Novel applications for carbon-based nanotechnologies

Paul Boughton
Futurecarbon is exhibiting its products at the Hanover Fair in hall 6 at booth K14. One of the highlights is a vehicle door with a Carbo e-Therm electrical heating coating that can be operated on a safe voltage of 12V. Carbo e-Therm is easily applied, manually or mechanically, to different shapes and forms, typically for heating complex surface geometries or guarding against frost. In the automobile industry Carbo e-Therm is now being used to electrically heat steering wheels, dashboards and doors. But this is not the only sector to profit from the advantages. The foodstuffs industry has discovered Carbo e-Therm for tempering production plant, and in other sectors it is used to protect piping against frost. Visitors will have ample opportunity to see the surface heating possibilities offered by Carbo e-Therm.
Futurecarbon will also be demonstrating Carbogran, a simply dispersed granulate of carbon nanotubes that is suitable for direct use in various manufacturing processes. Visitors can learn how easily Carbogran is dissolved in fluids and compare this to standard carbon nanomaterials. Carbogran dissolves immediately and the carbon nanotubes distribute evenly in the fluid.

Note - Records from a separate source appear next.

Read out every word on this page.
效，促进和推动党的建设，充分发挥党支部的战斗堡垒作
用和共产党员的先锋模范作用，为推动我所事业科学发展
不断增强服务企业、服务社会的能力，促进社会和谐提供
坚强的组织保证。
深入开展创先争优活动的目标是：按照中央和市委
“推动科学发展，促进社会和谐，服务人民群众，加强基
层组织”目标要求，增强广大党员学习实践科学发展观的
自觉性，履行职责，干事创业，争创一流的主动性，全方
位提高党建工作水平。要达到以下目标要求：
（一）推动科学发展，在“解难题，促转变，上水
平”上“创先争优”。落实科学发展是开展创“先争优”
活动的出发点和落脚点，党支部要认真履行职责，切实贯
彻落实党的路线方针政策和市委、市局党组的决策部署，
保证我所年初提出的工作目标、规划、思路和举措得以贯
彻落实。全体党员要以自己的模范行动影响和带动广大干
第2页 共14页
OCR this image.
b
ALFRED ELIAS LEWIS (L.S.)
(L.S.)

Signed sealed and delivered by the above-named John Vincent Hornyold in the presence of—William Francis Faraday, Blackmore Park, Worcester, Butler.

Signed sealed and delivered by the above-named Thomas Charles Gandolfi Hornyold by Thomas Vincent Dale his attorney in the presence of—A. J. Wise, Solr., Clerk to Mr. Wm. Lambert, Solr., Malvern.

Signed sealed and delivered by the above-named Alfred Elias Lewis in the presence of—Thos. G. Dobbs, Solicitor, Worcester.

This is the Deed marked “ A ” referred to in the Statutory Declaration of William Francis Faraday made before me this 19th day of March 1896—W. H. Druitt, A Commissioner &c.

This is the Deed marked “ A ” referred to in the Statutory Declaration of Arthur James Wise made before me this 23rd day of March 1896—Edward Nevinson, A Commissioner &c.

Carbogran can be used to create electrical conductivity in materials; dispersions of Carbogran are worked into fabrics and fleeces to make them electrically conducting and suitable for producing special-purpose antistatic clothing. Carbogran is also used for varnish or paint formulations with carbon nanotubes, intended for the automobile industry or machine plant. Surfaces that charge electrically can then subsequently be given a discharging layer of paint.
Yet another application for Carbogran is in the manufacture of electrically conducting thermoplastic compounds. The powder is free-flowing and non-dusty, so it can go into standard compounding processes. Dispersibility in polymers such as polyamide is said to be very good. The electrical conductivity of CNT (carbon nanotube) compounds is high enough for powder coating without subsequently degrading the mechanical properties of the polymer.